At the dining halls on the Rutgers University campus, there are no trays. Instead, students carry their food to the table with their hands.

It is one way the university decided to tackle food waste, and it ended up saving money, too.

With trays, students tended to pile on multiple plates of food and pour several glasses of milk just so they wouldn’t have to get up again for seconds.

“But you can only eat so much, and they would routinely put more on their tray than they could consume,” said Joe Charette, the executive director of Rutgers Dining Services.

At first, some students grumbled about the trayless policy, but within a few weeks that stopped, Charette said. And the savings were significant.

In the first 10 weeks, Rutgers saved $300,000 in food costs and, depending on the meal, saw a 14 to 22 percent reduction in what students tossed after they ate.

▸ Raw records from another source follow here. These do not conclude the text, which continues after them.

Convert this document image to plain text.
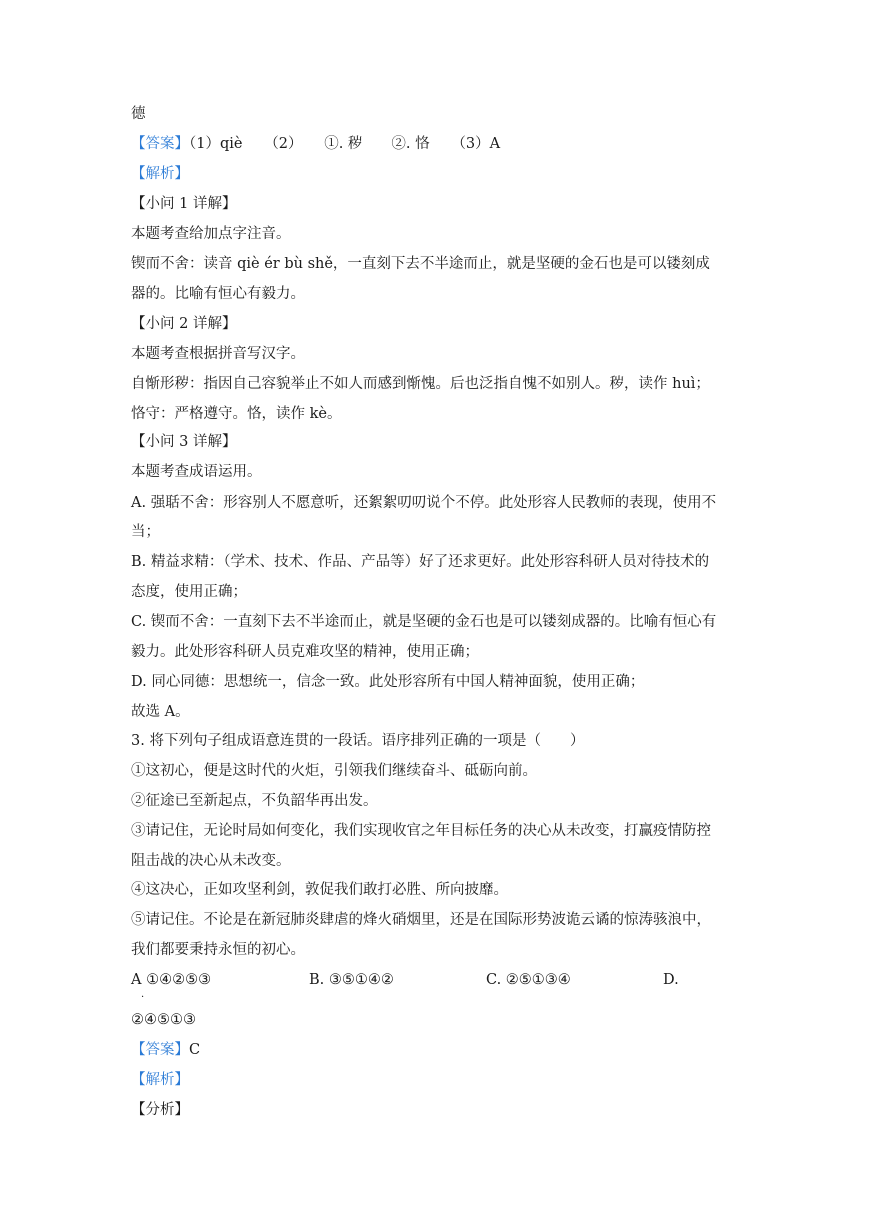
德
【答案】（1）qiè　　（2）　　①. 秽　　②. 恪　　（3）A
【解析】
【小问 1 详解】
本题考查给加点字注音。
锲而不舍：读音 qiè ér bù shě，一直刻下去不半途而止，就是坚硬的金石也是可以镂刻成
器的。比喻有恒心有毅力。
【小问 2 详解】
本题考查根据拼音写汉字。
自惭形秽：指因自己容貌举止不如人而感到惭愧。后也泛指自愧不如别人。秽，读作 huì；
恪守：严格遵守。恪，读作 kè。
【小问 3 详解】
本题考查成语运用。
A. 强聒不舍：形容别人不愿意听，还絮絮叨叨说个不停。此处形容人民教师的表现，使用不
当；
B. 精益求精：（学术、技术、作品、产品等）好了还求更好。此处形容科研人员对待技术的
态度，使用正确；
C. 锲而不舍：一直刻下去不半途而止，就是坚硬的金石也是可以镂刻成器的。比喻有恒心有
毅力。此处形容科研人员克难攻坚的精神，使用正确；
D. 同心同德：思想统一，信念一致。此处形容所有中国人精神面貌，使用正确；
故选 A。
3. 将下列句子组成语意连贯的一段话。语序排列正确的一项是（　　）
①这初心，便是这时代的火炬，引领我们继续奋斗、砥砺向前。
②征途已至新起点，不负韶华再出发。
③请记住，无论时局如何变化，我们实现收官之年目标任务的决心从未改变，打赢疫情防控
阻击战的决心从未改变。
④这决心，正如攻坚利剑，敦促我们敢打必胜、所向披靡。
⑤请记住。不论是在新冠肺炎肆虐的烽火硝烟里，还是在国际形势波诡云谲的惊涛骇浪中，
我们都要秉持永恒的初心。
A ①④②⑤③
·
B. ③⑤①④②	C. ②⑤①③④	D.
②④⑤①③
【答案】C
【解析】
【分析】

Rutgers’ four main dining halls each serve 7,000 meals a day. The system as a whole serves 35,000 meals a day, or 6.5 million a year. Overall, going trayless saves Rutgers about $30,000 a week, Charette said.

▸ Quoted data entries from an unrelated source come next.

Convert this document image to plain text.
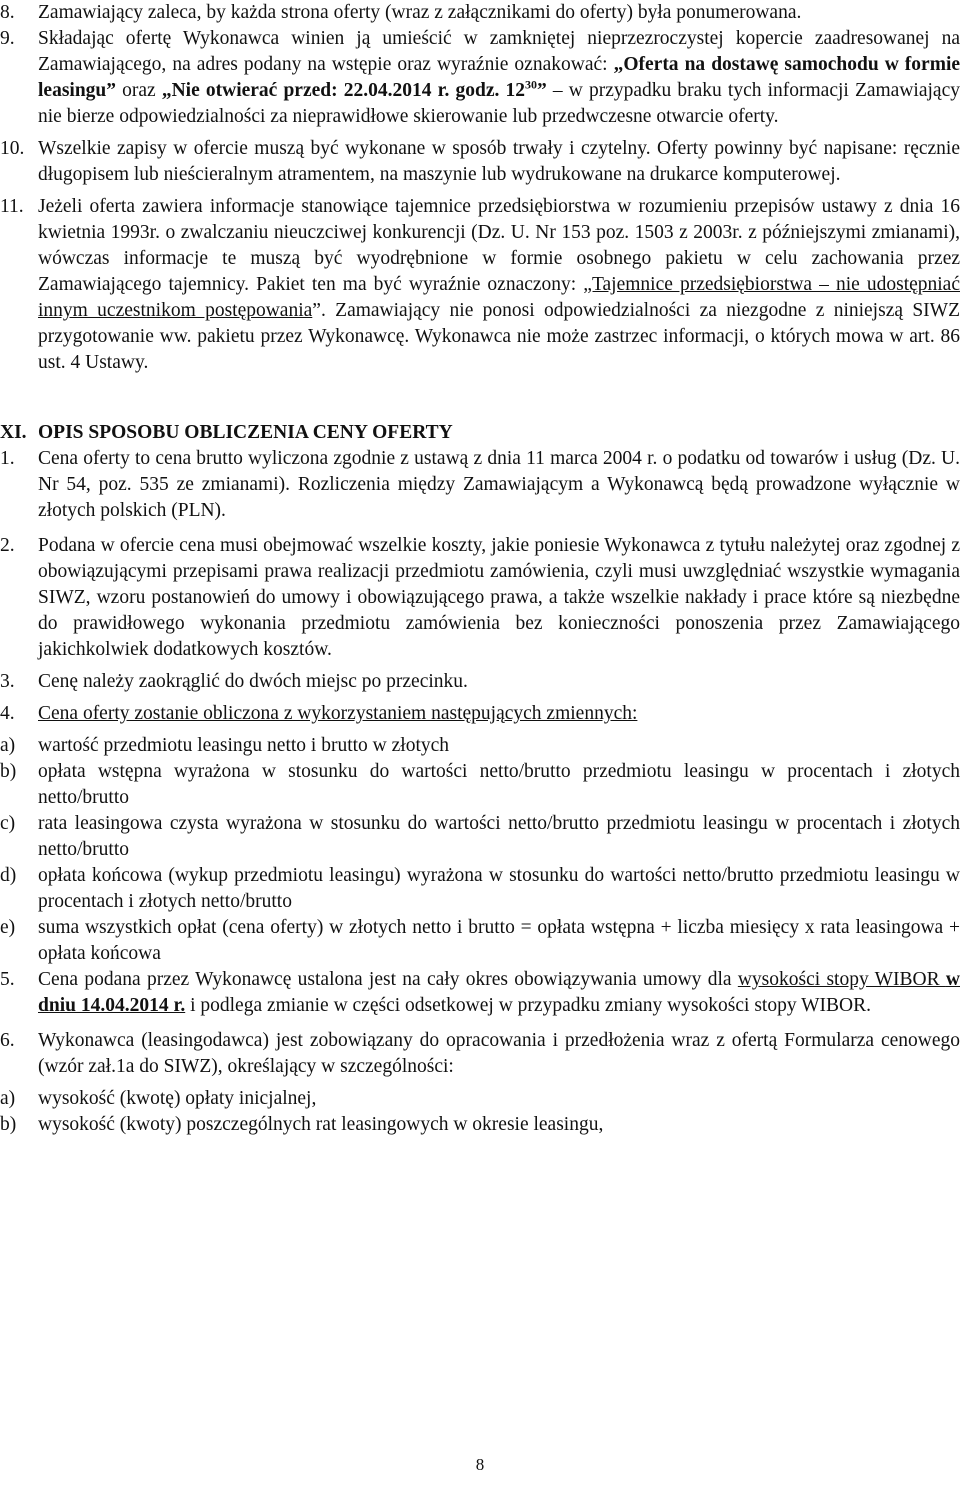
8.	Zamawiający zaleca, by każda strona oferty (wraz z załącznikami do oferty) była ponumerowana.

9.	Składając ofertę Wykonawca winien ją umieścić w zamkniętej nieprzezroczystej kopercie zaadresowanej na Zamawiającego, na adres podany na wstępie oraz wyraźnie oznakować: „Oferta na dostawę samochodu w formie leasingu” oraz „Nie otwierać przed: 22.04.2014 r. godz. $12^{30}$” – w przypadku braku tych informacji Zamawiający nie bierze odpowiedzialności za nieprawidłowe skierowanie lub przedwczesne otwarcie oferty.

10. Wszelkie zapisy w ofercie muszą być wykonane w sposób trwały i czytelny. Oferty powinny być napisane: ręcznie długopisem lub nieścieralnym atramentem, na maszynie lub wydrukowane na drukarce komputerowej.

11. Jeżeli oferta zawiera informacje stanowiące tajemnice przedsiębiorstwa w rozumieniu przepisów ustawy z dnia 16 kwietnia 1993r. o zwalczaniu nieuczciwej konkurencji (Dz. U. Nr 153 poz. 1503 z 2003r. z późniejszymi zmianami), wówczas informacje te muszą być wyodrębnione w formie osobnego pakietu w celu zachowania przez Zamawiającego tajemnicy. Pakiet ten ma być wyraźnie oznaczony: „Tajemnice przedsiębiorstwa – nie udostępniać innym uczestnikom postępowania”. Zamawiający nie ponosi odpowiedzialności za niezgodne z niniejszą SIWZ przygotowanie ww. pakietu przez Wykonawcę. Wykonawca nie może zastrzec informacji, o których mowa w art. 86 ust. 4 Ustawy.

XI. OPIS SPOSOBU OBLICZENIA CENY OFERTY

1.	Cena oferty to cena brutto wyliczona zgodnie z ustawą z dnia 11 marca 2004 r. o podatku od towarów i usług (Dz. U. Nr 54, poz. 535 ze zmianami). Rozliczenia między Zamawiającym a Wykonawcą będą prowadzone wyłącznie w złotych polskich (PLN).

2.	Podana w ofercie cena musi obejmować wszelkie koszty, jakie poniesie Wykonawca z tytułu należytej oraz zgodnej z obowiązującymi przepisami prawa realizacji przedmiotu zamówienia, czyli musi uwzględniać wszystkie wymagania SIWZ, wzoru postanowień do umowy i obowiązującego prawa, a także wszelkie nakłady i prace które są niezbędne do prawidłowego wykonania przedmiotu zamówienia bez konieczności ponoszenia przez Zamawiającego jakichkolwiek dodatkowych kosztów.

3.	Cenę należy zaokrąglić do dwóch miejsc po przecinku.

4.	Cena oferty zostanie obliczona z wykorzystaniem następujących zmiennych:

a)	wartość przedmiotu leasingu netto i brutto w złotych

b)	opłata wstępna wyrażona w stosunku do wartości netto/brutto przedmiotu leasingu w procentach i złotych netto/brutto

c)	rata leasingowa czysta wyrażona w stosunku do wartości netto/brutto przedmiotu leasingu w procentach i złotych netto/brutto

d)	opłata końcowa (wykup przedmiotu leasingu) wyrażona w stosunku do wartości netto/brutto przedmiotu leasingu w procentach i złotych netto/brutto

e)	suma wszystkich opłat (cena oferty) w złotych netto i brutto = opłata wstępna + liczba miesięcy x rata leasingowa + opłata końcowa

5.	Cena podana przez Wykonawcę ustalona jest na cały okres obowiązywania umowy dla wysokości stopy WIBOR w dniu 14.04.2014 r. i podlega zmianie w części odsetkowej w przypadku zmiany wysokości stopy WIBOR.

6.	Wykonawca (leasingodawca) jest zobowiązany do opracowania i przedłożenia wraz z ofertą Formularza cenowego (wzór zał.1a do SIWZ), określający w szczególności:

a)	wysokość (kwotę) opłaty inicjalnej,

b)	wysokość (kwoty) poszczególnych rat leasingowych w okresie leasingu,

8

The policy spurred Charette to post an April Fool’s Day video about the “next” step in the Rutgers plan — going plateless.

Rutgers is among a growing number of universities that have gone trayless, including the University of Michigan in Ann Arbor, Purdue University in West Lafayette, Ind., Cornell University in Ithaca, N.Y. and Williams College in Williamstown, Mass.

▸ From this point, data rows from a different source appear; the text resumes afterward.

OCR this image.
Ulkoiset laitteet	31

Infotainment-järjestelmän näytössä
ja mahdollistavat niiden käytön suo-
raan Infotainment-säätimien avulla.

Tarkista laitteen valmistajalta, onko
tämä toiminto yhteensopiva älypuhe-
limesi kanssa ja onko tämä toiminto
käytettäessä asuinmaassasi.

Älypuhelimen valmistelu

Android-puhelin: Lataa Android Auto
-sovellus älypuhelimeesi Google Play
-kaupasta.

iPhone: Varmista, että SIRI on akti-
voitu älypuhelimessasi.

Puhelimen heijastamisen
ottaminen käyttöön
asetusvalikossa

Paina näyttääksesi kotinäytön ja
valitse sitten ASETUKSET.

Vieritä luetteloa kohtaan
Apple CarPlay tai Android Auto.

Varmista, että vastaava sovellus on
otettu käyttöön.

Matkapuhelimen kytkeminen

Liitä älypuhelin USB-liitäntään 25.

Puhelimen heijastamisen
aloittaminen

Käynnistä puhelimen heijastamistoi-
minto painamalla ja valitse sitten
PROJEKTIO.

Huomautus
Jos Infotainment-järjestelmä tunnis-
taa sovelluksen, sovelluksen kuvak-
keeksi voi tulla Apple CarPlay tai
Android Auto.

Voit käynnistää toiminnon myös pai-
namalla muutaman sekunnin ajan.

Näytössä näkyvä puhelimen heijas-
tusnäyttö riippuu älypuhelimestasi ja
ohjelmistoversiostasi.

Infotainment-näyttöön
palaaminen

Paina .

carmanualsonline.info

Charette said he is in favor of New Jersey’s goal to cut food waste in half by 2030, but is concerned about how that will be measured.

“We’ve already been reducing food waste and refining it — are we supposed to reduce it by 50 percent on top of that?” he said. “Versus someone who’s never done it and there’s a lot they can do right off the bat? It will be important to see how the state rolls out this plan with measurable numbers and how they can apply it fairly.”

Rutgers has a long history of trying to reduce the amount of food waste that ends up in landfills.

Steve Pinter, who operates Pinter Beef and Pork Farm in Hillsborough, visits Rutgers six days a week to pick up 55-gallon barrels filled with food leftovers, which he feeds to his hogs.


The Somat grinds up food leftover food and drops into green barrels. The barrels are then sent to Pinter Farm to feed the livestock, as opposed to the food ending up in a landfill. Busch Dining Hall at Rutgers in Piscataway on Wednesday July 18, 2018.  (Photo: Anne-Marie Caruso/NorthJersey)
Pinter’s father did the same, and so did his grandfather, who drove a horse and cart down College Avenue in New Brunswick to pick up the Rutgers students’ scraps, Charette said.

When students return their plates after a meal, Rutgers cafeteria workers scrape the leftovers into a long trough filled with water. The water carries the food waste to a machine with an auger, which grinds it up and squeezes out the water, reducing the volume by 80 percent. The result, a pinkish byproduct with the consistency of ground beef, goes into the barrels, which are stored in a walk-in refrigerator to await Pinter’s next visit to campus.